There are two sub-projects in the nail workspace:
nail: this is the command line toollibnail: this is a Rust library that contains the implementation of nail's sparse alignment algorithms
The nail search pipeline uses mmseqs search from the MMseqs2 suite and the hmmbuild tool from the HMMER3 suite.
In the future, we plan to replace both dependencies with our own alternatives that will be internal to nail.
nail has been tested with MMseqs2 Release 15-6f452 and HMMER v3.4. We have not tested nail against versions of these tools, but they may work.
To run the nail search pipeline, mmseqs search and hmmbuild must be available in your system path.
To install nail, you'll need the Rust development tooling, which means you'll need to install the Rust compiler and Cargo.
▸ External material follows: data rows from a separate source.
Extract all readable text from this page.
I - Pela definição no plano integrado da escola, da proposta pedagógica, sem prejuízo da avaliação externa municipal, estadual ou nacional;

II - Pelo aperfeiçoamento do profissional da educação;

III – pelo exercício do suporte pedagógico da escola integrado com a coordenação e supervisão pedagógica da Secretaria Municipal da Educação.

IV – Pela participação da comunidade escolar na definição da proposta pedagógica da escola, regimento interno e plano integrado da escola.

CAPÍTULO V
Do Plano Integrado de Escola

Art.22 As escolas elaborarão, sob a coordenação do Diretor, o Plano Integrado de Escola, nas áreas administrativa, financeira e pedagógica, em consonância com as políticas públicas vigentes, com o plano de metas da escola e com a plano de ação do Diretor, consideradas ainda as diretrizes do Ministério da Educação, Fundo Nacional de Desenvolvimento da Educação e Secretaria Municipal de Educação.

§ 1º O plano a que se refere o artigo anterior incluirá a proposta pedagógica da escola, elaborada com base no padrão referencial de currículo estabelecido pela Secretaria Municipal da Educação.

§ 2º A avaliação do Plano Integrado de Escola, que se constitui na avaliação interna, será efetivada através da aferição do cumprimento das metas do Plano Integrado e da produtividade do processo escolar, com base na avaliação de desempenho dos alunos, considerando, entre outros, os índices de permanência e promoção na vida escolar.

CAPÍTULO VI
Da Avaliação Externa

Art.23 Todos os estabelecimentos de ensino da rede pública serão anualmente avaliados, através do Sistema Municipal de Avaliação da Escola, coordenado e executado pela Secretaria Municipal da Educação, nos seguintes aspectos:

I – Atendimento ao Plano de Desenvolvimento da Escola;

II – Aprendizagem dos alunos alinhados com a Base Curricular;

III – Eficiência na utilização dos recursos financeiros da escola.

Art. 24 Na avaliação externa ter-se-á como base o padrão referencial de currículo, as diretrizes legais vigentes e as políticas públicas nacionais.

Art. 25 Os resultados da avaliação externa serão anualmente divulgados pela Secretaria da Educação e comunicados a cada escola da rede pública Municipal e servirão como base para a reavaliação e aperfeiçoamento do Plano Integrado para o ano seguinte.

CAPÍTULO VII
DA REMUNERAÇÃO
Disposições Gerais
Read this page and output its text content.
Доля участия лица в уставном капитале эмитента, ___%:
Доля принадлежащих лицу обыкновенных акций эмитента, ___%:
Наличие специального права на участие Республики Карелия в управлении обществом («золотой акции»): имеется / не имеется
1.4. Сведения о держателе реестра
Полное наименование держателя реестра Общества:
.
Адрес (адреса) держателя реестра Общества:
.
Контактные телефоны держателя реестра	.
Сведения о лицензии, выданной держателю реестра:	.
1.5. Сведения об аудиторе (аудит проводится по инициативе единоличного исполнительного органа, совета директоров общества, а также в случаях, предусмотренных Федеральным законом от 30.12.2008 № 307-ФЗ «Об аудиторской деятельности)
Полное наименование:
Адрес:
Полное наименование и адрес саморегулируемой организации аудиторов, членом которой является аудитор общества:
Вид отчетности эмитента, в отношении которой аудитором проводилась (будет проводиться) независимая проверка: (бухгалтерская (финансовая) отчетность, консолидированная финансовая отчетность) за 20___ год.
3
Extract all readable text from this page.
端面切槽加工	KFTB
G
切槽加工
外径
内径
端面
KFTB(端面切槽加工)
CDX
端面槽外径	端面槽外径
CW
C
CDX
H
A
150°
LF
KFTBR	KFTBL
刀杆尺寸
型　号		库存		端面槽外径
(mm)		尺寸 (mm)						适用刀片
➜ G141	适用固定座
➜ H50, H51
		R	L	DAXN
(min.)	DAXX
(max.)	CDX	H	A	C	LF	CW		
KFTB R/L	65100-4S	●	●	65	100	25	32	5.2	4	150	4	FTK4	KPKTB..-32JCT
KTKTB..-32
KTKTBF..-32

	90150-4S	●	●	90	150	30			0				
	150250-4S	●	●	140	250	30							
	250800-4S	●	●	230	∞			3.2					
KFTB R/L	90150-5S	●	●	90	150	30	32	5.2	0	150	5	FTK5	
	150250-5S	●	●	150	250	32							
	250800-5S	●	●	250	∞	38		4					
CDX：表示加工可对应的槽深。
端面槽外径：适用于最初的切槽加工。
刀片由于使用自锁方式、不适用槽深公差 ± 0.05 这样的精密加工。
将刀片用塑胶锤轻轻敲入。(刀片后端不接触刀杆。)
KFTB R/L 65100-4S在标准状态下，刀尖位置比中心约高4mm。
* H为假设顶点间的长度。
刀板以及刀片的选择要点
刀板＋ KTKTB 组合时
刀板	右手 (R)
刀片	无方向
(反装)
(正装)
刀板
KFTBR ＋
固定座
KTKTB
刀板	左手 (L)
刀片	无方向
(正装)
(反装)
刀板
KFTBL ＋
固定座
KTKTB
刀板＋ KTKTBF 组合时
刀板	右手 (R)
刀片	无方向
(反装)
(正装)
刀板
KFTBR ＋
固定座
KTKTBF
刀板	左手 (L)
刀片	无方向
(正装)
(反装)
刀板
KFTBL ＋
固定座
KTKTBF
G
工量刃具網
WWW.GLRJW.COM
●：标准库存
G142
The easiest way to do that is to use rustup.
Once Cargo is installed, you can install nail with:
cargo install nail
If you'd like to build nail from source, you can clone this repository and build the project with Cargo:
git clone https://github.com/TravisWheelerLab/nail
cd nail/
cargo build --release
You'll then find the compiled binary at: target/release/nail
For example, try running:
target/release/nail -h
The nail command line interface has four subcommands: search, prep, seed, and align.
nail search runs each step of the nail pipeline in succession: prep, seed, and align.
The input to nail search is a query multiple sequence alignment (MSA) file in the Stockholm format and a target sequence database file in the FASTA format.
For example, running
$ nail search query.sto target.fa
By default, the search results will be written to ./results.tsv in a tabular format, and alignment output is written to stdout.
In addition, a collection of temporary files required to run mmseqs search, along with a pHMM built from query.sto, will be written to the ./prep/ directory.
nail also supports running each pipeline step in isolation. This may be particularly useful if:
- you'd like to cache the results of either
preporseedand experiment with parameters on a successive step, or - you'd like to experiment with alignment seeds produced by a source other than MMseqs2
Running
$ nail prep query.sto target.fa
will create a ./prep directory including the files that are used in nail seed.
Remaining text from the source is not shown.